Wiosną przyszedłem na stronę przyjaciela i znalazłem go w stanie przygnębienia. Okazuje się, że pod koniec zimy, w swoim ogrodzie, złodzieje odcięli wszystkie przewody elektryczne, rozmontowali i ukradli pompy ręczne. Na zewnątrz jest koniec maja, a ogrodnicy nie mają wody ani światła. Musieliśmy coś zrobić i postanowiliśmy to zrobić osprzęt, za pomocą której można pompować wodę bez prądu i pompę ręczną. Żelazną beczkę zainstalowano na wysokości 1 m na drewnianym stojaku; w dolnej części zamontowano kran z odległości 8 cm od dna, tak aby w beczce zawsze pozostało trochę wody. Beczkę przykręcono korkiem, w którym natychmiast wywiercono otwór o średnicy 35 mm i wycięto w nim gwint. Do tego otworu wkręcono złączkę, do której przymocowano wąż z małym filtrem drucianym w postaci filtra siatkowego. Wąż obniżono do studni, tak aby jego koniec zanurzono w wodzie o 35 cm, po czym dno beczki, do której uprzednio wlano wodę warstwą 8 cm, ogrzano za pomocą lampy lutowniczej. Kiedy woda w beczce zaczęła wrzeć, para zaczęła wypierać z niej powietrze, które z kolei zaczęło przepływać przez wąż do studni. Beczki grzewcze zatrzymały się. Para w beczce skropliła się, ciśnienie gwałtownie spadło, a woda ze studni przepłynęła przez wąż do beczki. Po 17 minutach beczka była kompletna. Zainspirowany sukcesem, po godzinie eksperyment powtórzono. I znowu sukces. W ten sposób mój przyjaciel podlewał przez całe lato, przestrzegając zasad bezpieczeństwa.

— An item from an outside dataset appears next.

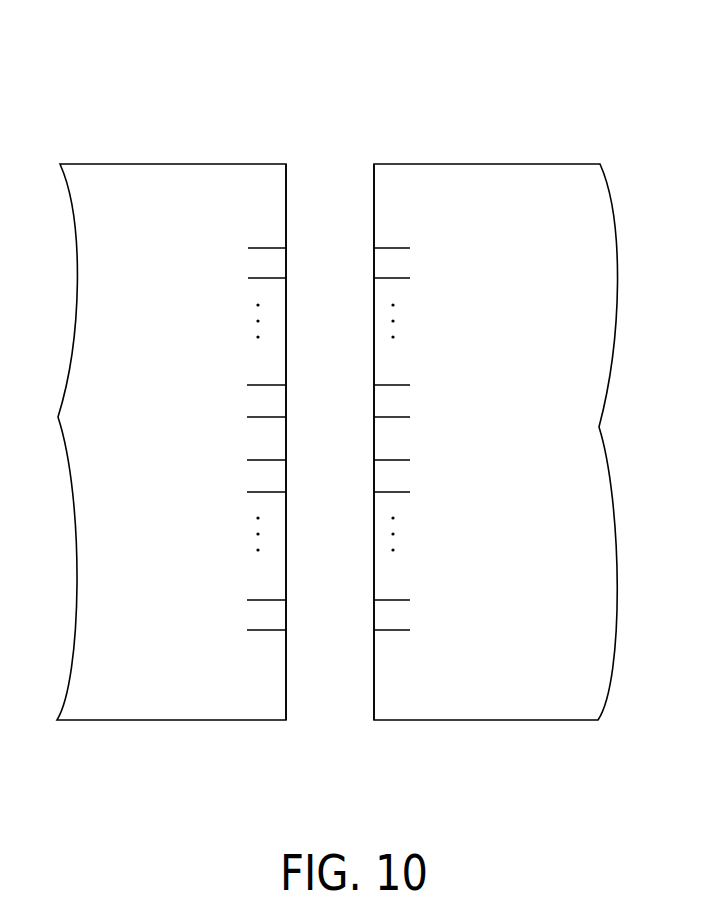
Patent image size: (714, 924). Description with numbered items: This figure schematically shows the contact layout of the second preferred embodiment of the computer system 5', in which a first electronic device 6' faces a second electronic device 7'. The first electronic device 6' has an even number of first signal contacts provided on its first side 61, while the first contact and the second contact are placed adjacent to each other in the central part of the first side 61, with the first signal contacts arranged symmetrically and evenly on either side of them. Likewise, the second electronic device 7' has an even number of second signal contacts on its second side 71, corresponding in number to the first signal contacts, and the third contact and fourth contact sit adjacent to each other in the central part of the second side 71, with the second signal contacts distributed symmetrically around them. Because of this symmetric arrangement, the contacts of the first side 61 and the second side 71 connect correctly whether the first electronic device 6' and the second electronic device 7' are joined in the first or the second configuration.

Urządzenie do pompowania wody ze studni
Wiosną przyszedłem na stronę przyjaciela i znalazłem go w stanie przygnębienia. Okazuje się, że pod koniec zimy, w swoim ogrodzie, złodzieje odcięli wszystkie przewody elektryczne, rozmontowali i ukradli pompy ręczne. Na zewnątrz jest koniec maja, a ogrodnicy nie mają wody ani światła. Musieliśmy coś zrobić i postanowiliśmy to zrobić osprzęt, za pomocą której można pompować wodę bez prądu i pompę ręczną. Żelazną beczkę zainstalowano na wysokości 1 m na drewnianym stojaku; w dolnej części zamontowano kran z odległości 8 cm od dna, tak aby w beczce zawsze pozostało trochę wody. Beczkę przykręcono korkiem, w którym natychmiast wywiercono otwór o średnicy 35 mm i wycięto w nim gwint. Do tego otworu wkręcono złączkę, do której przymocowano wąż z małym filtrem drucianym w postaci filtra siatkowego. Wąż obniżono do studni, tak aby jego koniec zanurzono w wodzie o 35 cm, po czym dno beczki, do której uprzednio wlano wodę warstwą 8 cm, ogrzano za pomocą lampy lutowniczej. Kiedy woda w beczce zaczęła wrzeć, para zaczęła wypierać z niej powietrze, które z kolei zaczęło przepływać przez wąż do studni. Beczki grzewcze zatrzymały się. Para w beczce skropliła się, ciśnienie gwałtownie spadło, a woda ze studni przepłynęła przez wąż do beczki. Po 17 minutach beczka była kompletna. Zainspirowany sukcesem, po godzinie eksperyment powtórzono. I znowu sukces. W ten sposób mój przyjaciel podlewał przez całe lato, przestrzegając zasad bezpieczeństwa.